A
declaração do presidente eleito Jair Bolsonaro de que pretende romper laços
diplomáticos com países com governos de esquerda e de fechar a embaixada
brasileira em Cuba foi recebida com preocupação entre os diplomatas. “Qual o
negócio que podemos fazer com Cuba? Vamos falar de direitos humanos? Foi
acertado há quatro anos, quando Dilma era presidente, que se alguém pedisse
exílio – no Brasil, como os médicos cubanos – seria extraditado. Dá para manter
relações diplomáticas com um país que trata os seus dessa maneira?”, afirmou
nesta sexta (2) o presidente eleito em entrevista ao jornal Correio Braziliense e à
televisão Rede Vida.
O
ex-embaixador Rubens Ricupero classifica o fechamento da embaixada brasileira
em Cuba como um retrocesso para os tempos de Guerra Fria. “É uma volta ao
espírito da Guerra Fria que acabou há mais de 30 anos. A Guerra Fria terminou
com a queda do Muro de Berlim e o fim do comunismo. Naquela época é que havia
esse tipo de atitude. A política externa brasileira sempre teve como princípio
a universalidade nas relações. Nós procuramos ter relações com todos os países,
qualquer que seja a orientação de cada um. É um imperativo da convivência entre
as nações”, afirmou o diplomata em entrevista à Agência Brasil.
O
ex-embaixador Rubens Barbosa ressalta que o Brasil tem interesses comerciais
com Cuba e defende que as relações diplomáticas sejam avaliadas com base no
interesse brasileiro. “O Brasil tem uma tendência a ter relações com todos os
países e, no caso de Cuba, nós temos interesses lá. Exportamos para Cuba e
fazemos investimentos lá. Cuba tem uma dívida para com o Brasil, então a gente
precisa colocar as relações do Brasil com Cuba e com todos os outros países
dentro de um interesse maior do Brasil. Pegando o caso de Cuba, nós temos
interesse em receber o dinheiro que o Brasil emprestou”, disse à Agência Brasil.
Barbosa
acredita que, por ser um governo com posição clara de direita, haverá uma mudança
de ênfase com relação à política externa. “Temos de esperar o governo assumir
para ver a intensidade dessa mudança de ênfase na política externa. A gente tem
que esperar para ver se há um interesse maior do Brasil. Não é uma questão
ideológica, não é uma questão só política. Há também consequências econômicas e
financeiras para o Brasil. Isso tudo vai ter que ser avaliado quando o governo
tomar posse”, declarou.
Reavaliação
Rubens
Ricupero também acredita que haverá uma reavaliação em torno dessas questões
quando o novo governo tomar posse, mas considera que a política externa até
agora apresentada por Bolsonaro está pautada pelo ponto de vista ideológico.
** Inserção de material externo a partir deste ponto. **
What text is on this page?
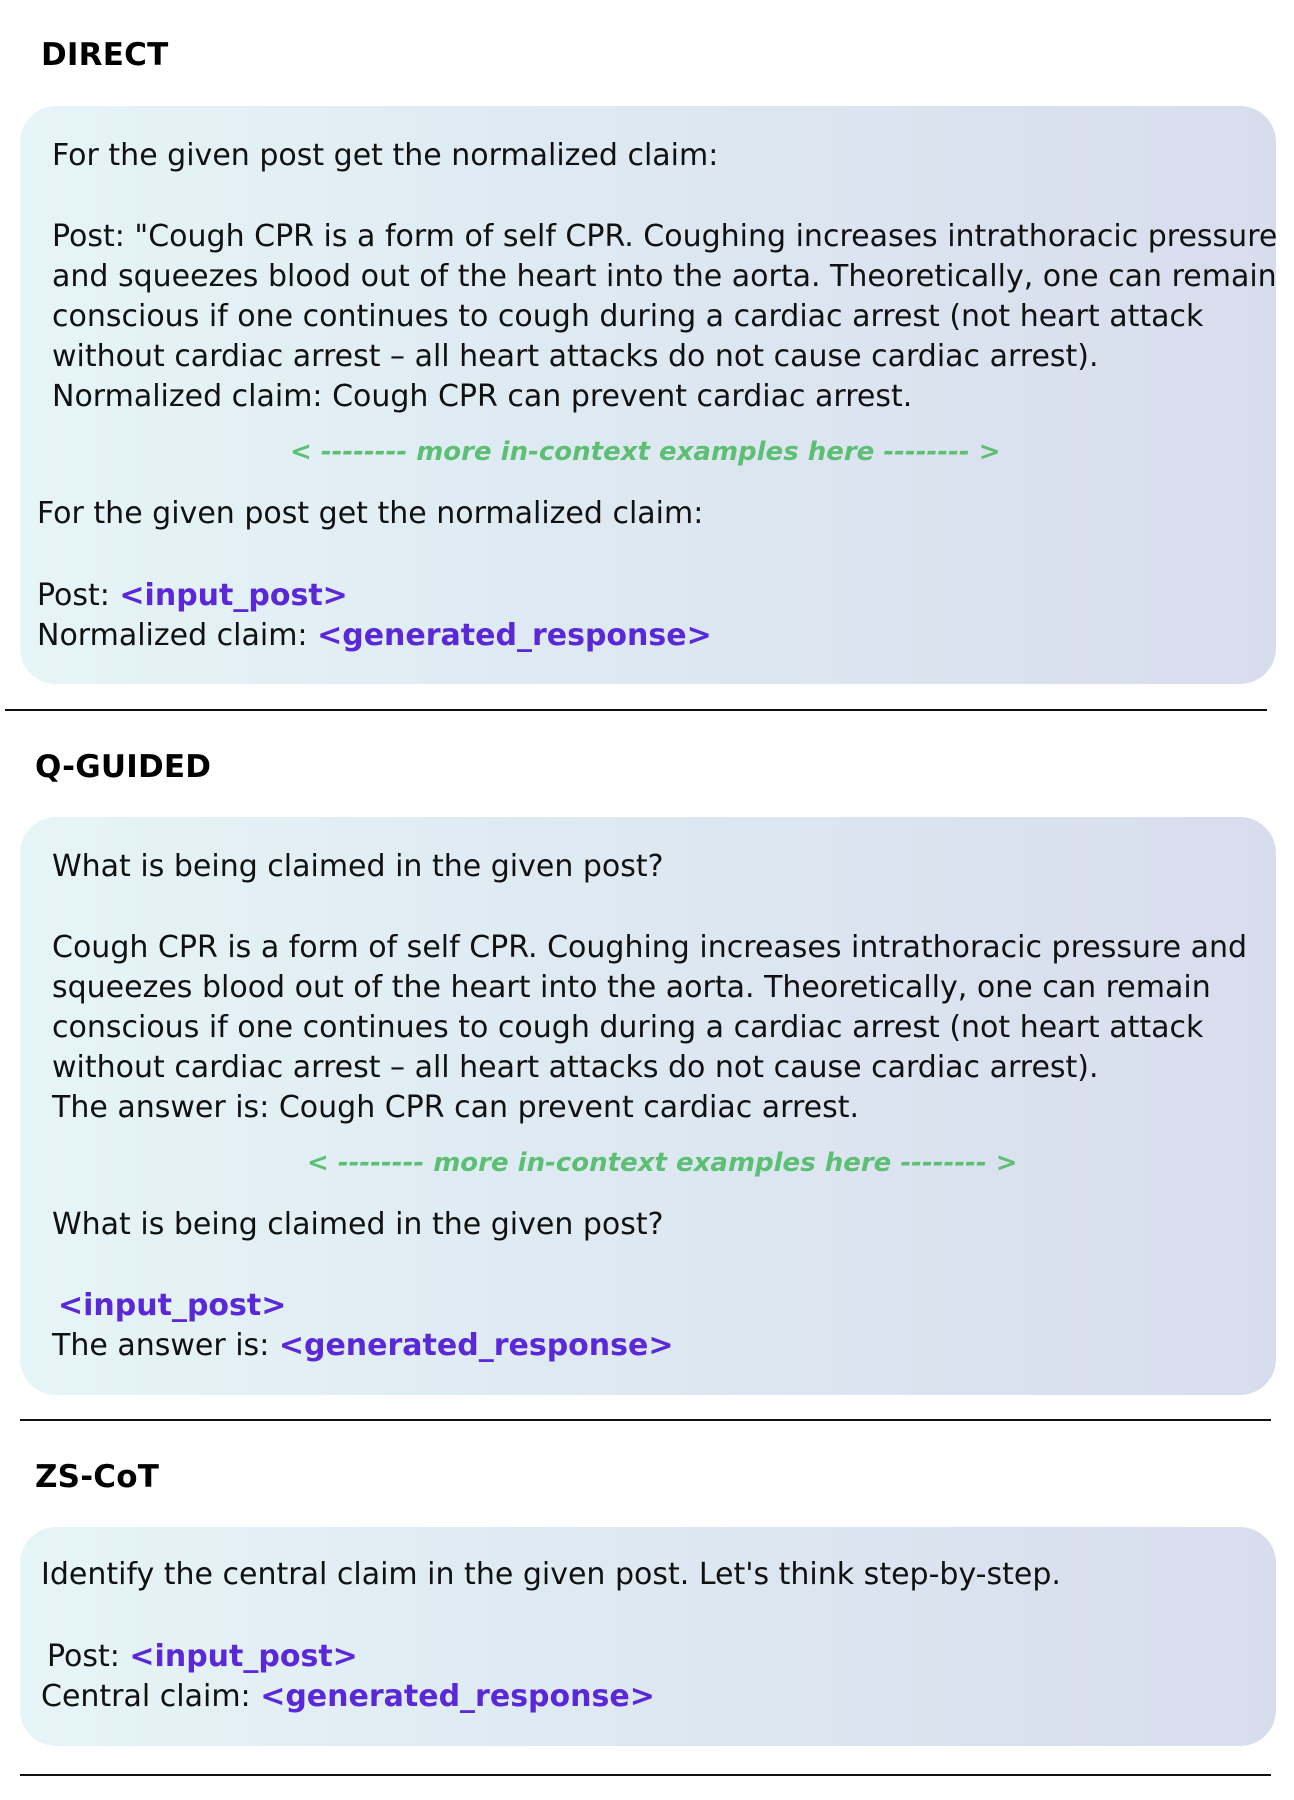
DIRECT
For the given post get the normalized claim:
Post: "Cough CPR is a form of self CPR. Coughing increases intrathoracic pressure
and squeezes blood out of the heart into the aorta. Theoretically, one can remain
conscious if one continues to cough during a cardiac arrest (not heart attack
without cardiac arrest – all heart attacks do not cause cardiac arrest).
Normalized claim: Cough CPR can prevent cardiac arrest.
< -------- more in-context examples here -------- >
For the given post get the normalized claim:
Post: <input_post>
Normalized claim: <generated_response>
Q-GUIDED
What is being claimed in the given post?
Cough CPR is a form of self CPR. Coughing increases intrathoracic pressure and
squeezes blood out of the heart into the aorta. Theoretically, one can remain
conscious if one continues to cough during a cardiac arrest (not heart attack
without cardiac arrest – all heart attacks do not cause cardiac arrest).
The answer is: Cough CPR can prevent cardiac arrest.
< -------- more in-context examples here -------- >
What is being claimed in the given post?
<input_post>
The answer is: <generated_response>
ZS-CoT
Identify the central claim in the given post. Let's think step-by-step.
Post: <input_post>
Central claim: <generated_response>
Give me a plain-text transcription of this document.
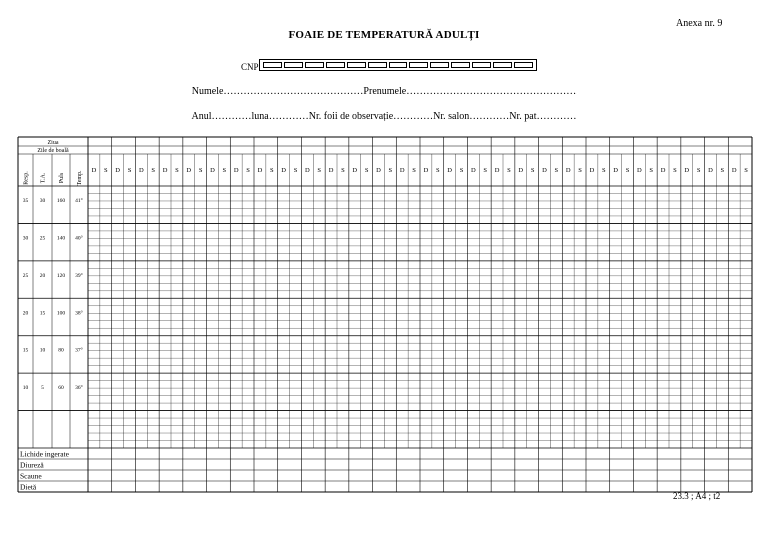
Anexa nr. 9
FOAIE DE TEMPERATURĂ ADULȚI
CNP
Numele……………………………………Prenumele……………………………………………
Anul…………luna…………Nr. foii de observație…………Nr. salon…………Nr. pat…………
Ziua
Zile de boală
Resp. T.A. Puls Temp. D S D S D S D S D S D S D S D S D S D S D S D S D S D S D S D S D S D S D S D S D S D S D S D S D S D S D S D S
35 30 160 41°
30 25 140 40°
25 20 120 39°
20 15 100 38°
15 10 80 37°
10 5	60 36°
Lichide ingerate
Diureză
Scaune
Dietă
23.3 ; A4 ; t2
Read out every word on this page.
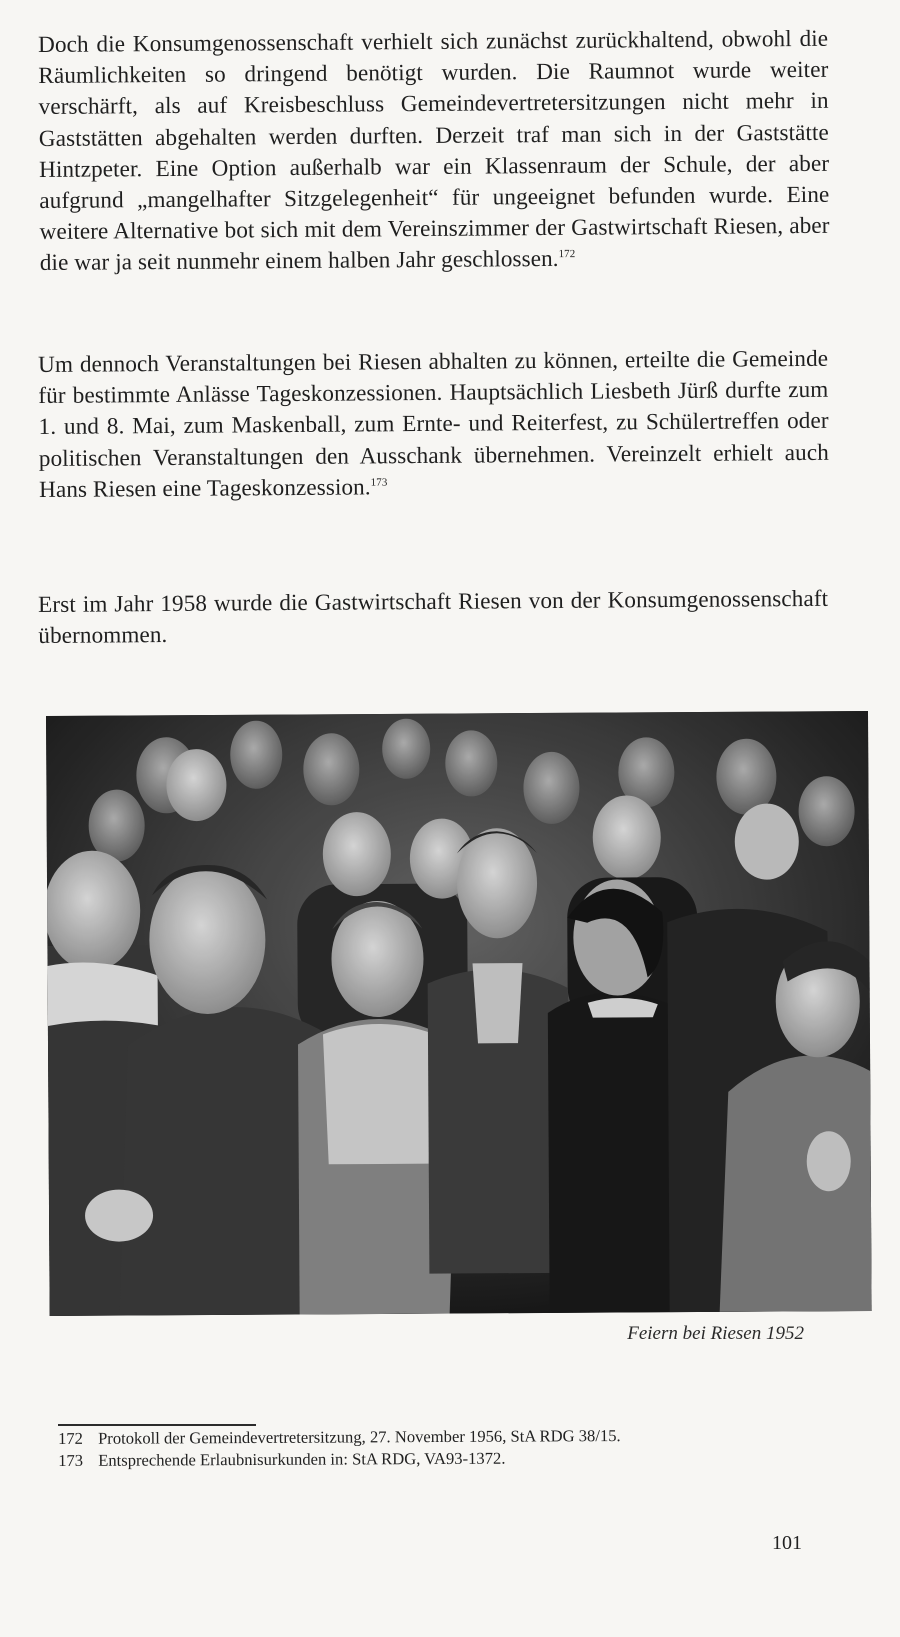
Doch die Konsumgenossenschaft verhielt sich zunächst zurückhaltend, obwohl die Räumlichkeiten so dringend benötigt wurden. Die Raumnot wurde weiter verschärft, als auf Kreisbeschluss Gemeindevertretersitzungen nicht mehr in Gaststätten abgehalten werden durften. Derzeit traf man sich in der Gaststätte Hintzpeter. Eine Option außerhalb war ein Klassenraum der Schule, der aber aufgrund „mangelhafter Sitzgelegenheit“ für ungeeignet befunden wurde. Eine weitere Alternative bot sich mit dem Vereinszimmer der Gastwirtschaft Riesen, aber die war ja seit nunmehr einem halben Jahr geschlossen.$^{172}$

Um dennoch Veranstaltungen bei Riesen abhalten zu können, erteilte die Gemeinde für bestimmte Anlässe Tageskonzessionen. Hauptsächlich Liesbeth Jürß durfte zum 1. und 8. Mai, zum Maskenball, zum Ernte- und Reiterfest, zu Schülertreffen oder politischen Veranstaltungen den Ausschank übernehmen. Vereinzelt erhielt auch Hans Riesen eine Tageskonzession.$^{173}$

Erst im Jahr 1958 wurde die Gastwirtschaft Riesen von der Konsumgenossenschaft übernommen.

Feiern bei Riesen 1952
172 Protokoll der Gemeindevertretersitzung, 27. November 1956, StA RDG 38/15.
173 Entsprechende Erlaubnisurkunden in: StA RDG, VA93-1372.
101
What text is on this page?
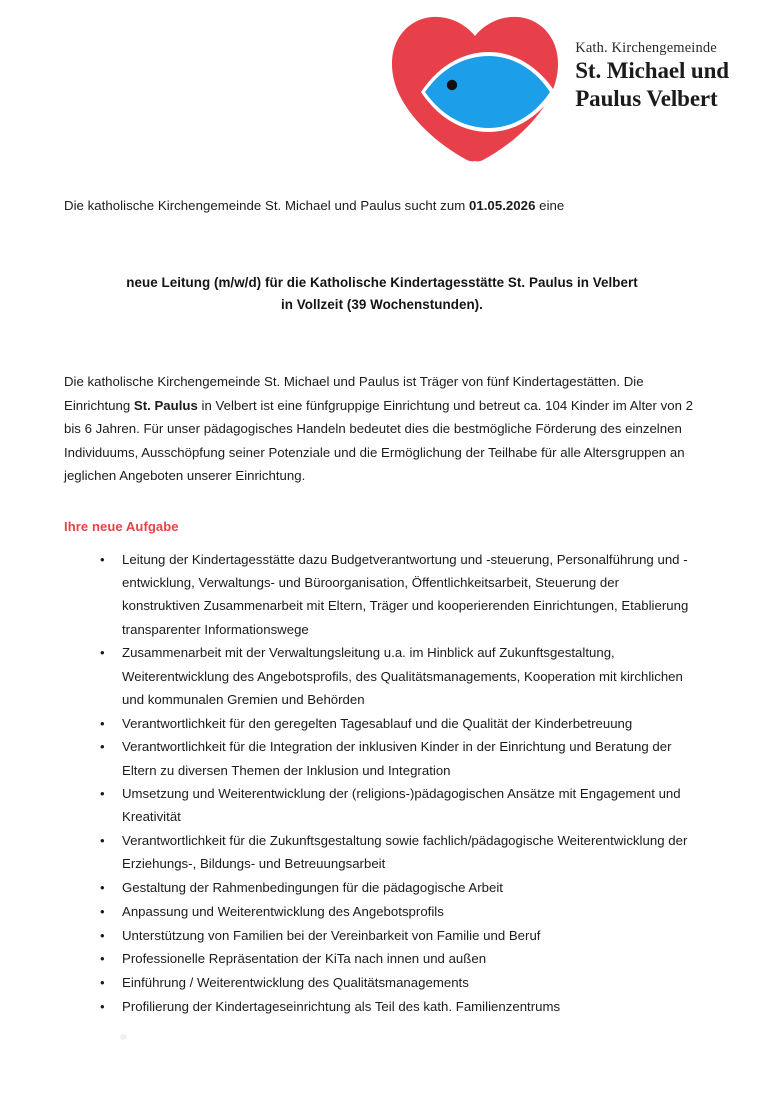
Kath. Kirchengemeinde
St. Michael und
Paulus Velbert

Die katholische Kirchengemeinde St. Michael und Paulus sucht zum 01.05.2026 eine

neue Leitung (m/w/d) für die Katholische Kindertagesstätte St. Paulus in Velbert
in Vollzeit (39 Wochenstunden).

Die katholische Kirchengemeinde St. Michael und Paulus ist Träger von fünf Kindertagestätten. Die Einrichtung St. Paulus in Velbert ist eine fünfgruppige Einrichtung und betreut ca. 104 Kinder im Alter von 2 bis 6 Jahren. Für unser pädagogisches Handeln bedeutet dies die bestmögliche Förderung des einzelnen Individuums, Ausschöpfung seiner Potenziale und die Ermöglichung der Teilhabe für alle Altersgruppen an jeglichen Angeboten unserer Einrichtung.

Ihre neue Aufgabe
• Leitung der Kindertagesstätte dazu Budgetverantwortung und -steuerung, Personalführung und -entwicklung, Verwaltungs- und Büroorganisation, Öffentlichkeitsarbeit, Steuerung der konstruktiven Zusammenarbeit mit Eltern, Träger und kooperierenden Einrichtungen, Etablierung transparenter Informationswege
• Zusammenarbeit mit der Verwaltungsleitung u.a. im Hinblick auf Zukunftsgestaltung, Weiterentwicklung des Angebotsprofils, des Qualitätsmanagements, Kooperation mit kirchlichen und kommunalen Gremien und Behörden
• Verantwortlichkeit für den geregelten Tagesablauf und die Qualität der Kinderbetreuung
• Verantwortlichkeit für die Integration der inklusiven Kinder in der Einrichtung und Beratung der Eltern zu diversen Themen der Inklusion und Integration
• Umsetzung und Weiterentwicklung der (religions-)pädagogischen Ansätze mit Engagement und Kreativität
• Verantwortlichkeit für die Zukunftsgestaltung sowie fachlich/pädagogische Weiterentwicklung der Erziehungs-, Bildungs- und Betreuungsarbeit
• Gestaltung der Rahmenbedingungen für die pädagogische Arbeit
• Anpassung und Weiterentwicklung des Angebotsprofils
• Unterstützung von Familien bei der Vereinbarkeit von Familie und Beruf
• Professionelle Repräsentation der KiTa nach innen und außen
• Einführung / Weiterentwicklung des Qualitätsmanagements
• Profilierung der Kindertageseinrichtung als Teil des kath. Familienzentrums
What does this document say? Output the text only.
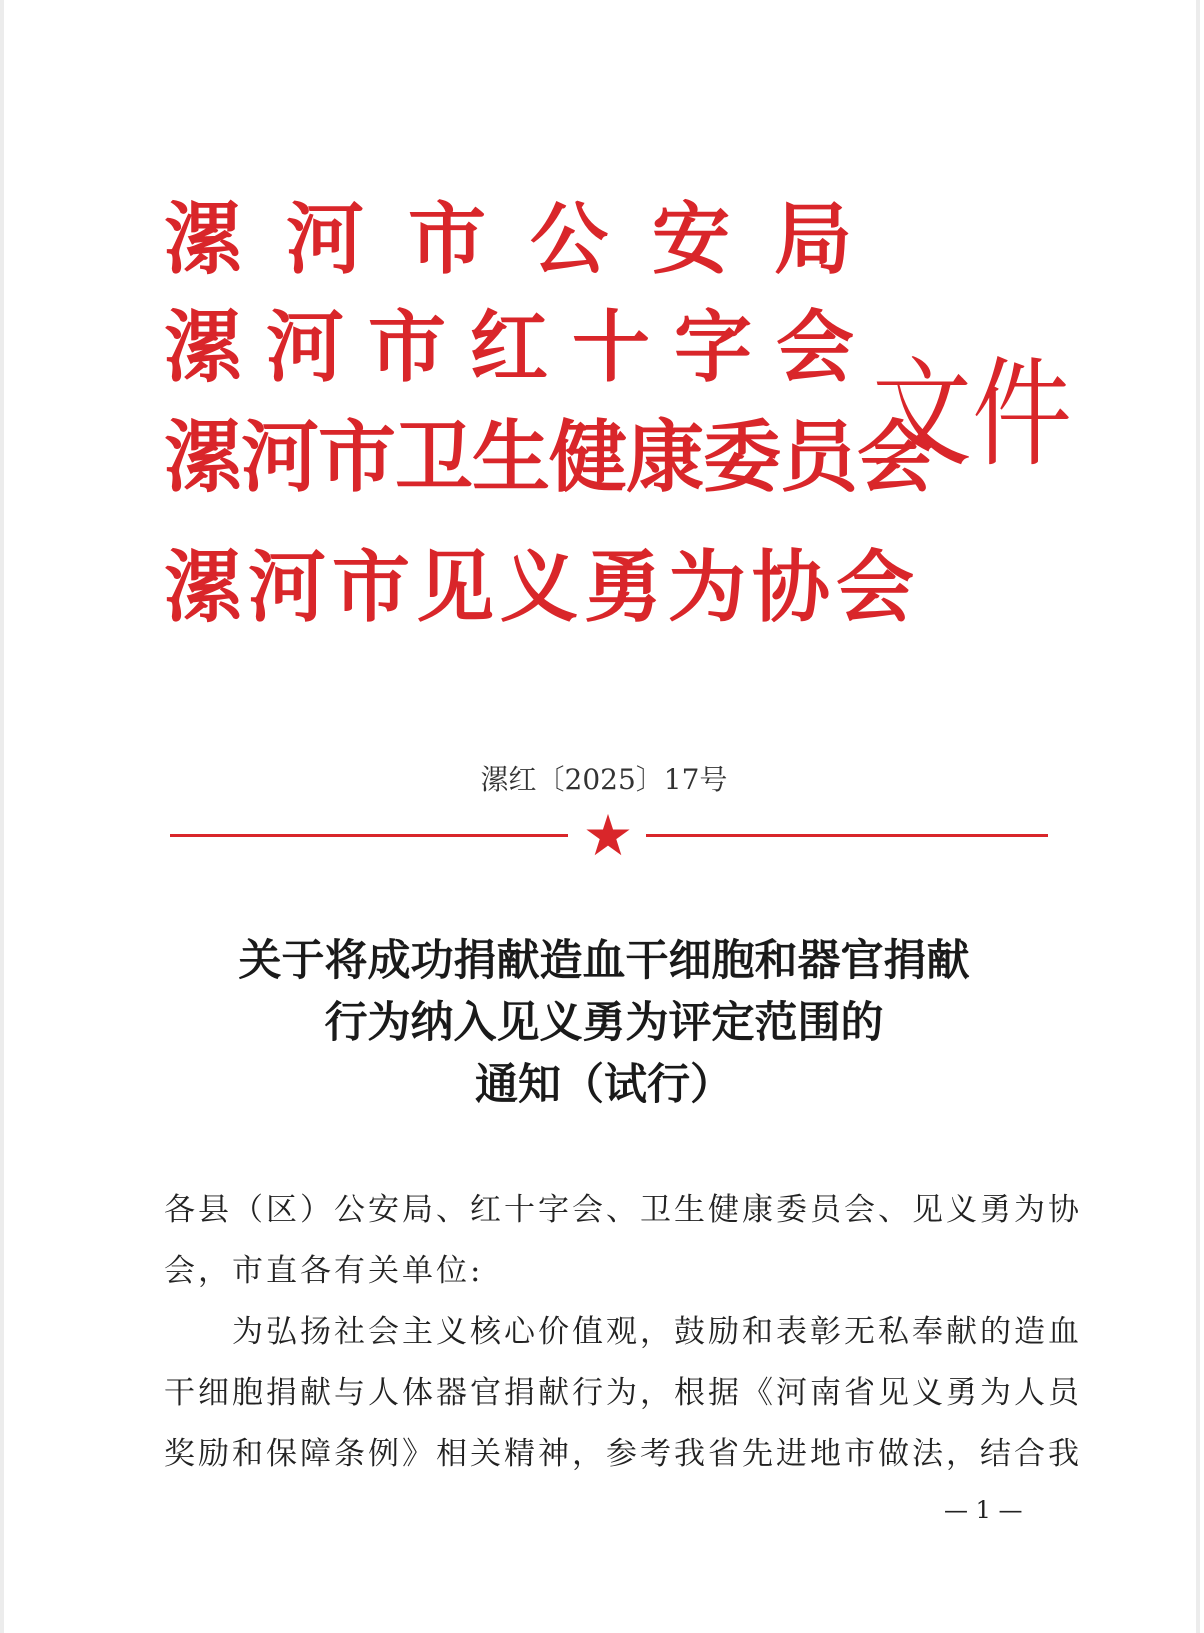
漯河市公安局
漯河市红十字会
漯河市卫生健康委员会
漯河市见义勇为协会
文件
漯红〔2025〕17号
关于将成功捐献造血干细胞和器官捐献
行为纳入见义勇为评定范围的
通知（试行）
各县（区）公安局、红十字会、卫生健康委员会、见义勇为协
会，市直各有关单位:
　　为弘扬社会主义核心价值观，鼓励和表彰无私奉献的造血
干细胞捐献与人体器官捐献行为，根据《河南省见义勇为人员
奖励和保障条例》相关精神，参考我省先进地市做法，结合我
— 1 —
“Eu espero que, com a escolha do ministro das Relações Exteriores, no momento
em que o presidente tiver tomado posse, conhecendo melhor as questões, ele vai
ter uma orientação diferente. Mas, até agora, parece uma política muito
ideológica em contradição com o que ele mesmo diz. Ele declarou que teria uma
orientação pragmática, não ideológica como ele entende que havia sido no
passado”, aponta.
Na
visão do diplomata, as intenções declaradas pelo presidente eleito com relação
a países como Estados Unidos e Israel demonstram o viés ideológico de sua
política externa. Bolsonaro declarou que pretende mover a embaixada brasileira
em Israel de Tel Aviv para Jerusalém. “Como afirmado durante a campanha,
pretendemos transferir a Embaixada do Brasil de Tel Aviv para Jerusalém. Israel
é um Estado soberano e nós o respeitamos”, escreveu em sua conta no Twitter na
última quinta-feira. Para Ricupero, essa decisão não se sustenta do ponto de
vista pragmático. “Nessa região do Oriente Médio, estão grandes interesses
brasileiros, sobretudo de exportação de carne de frango e de carne bovina.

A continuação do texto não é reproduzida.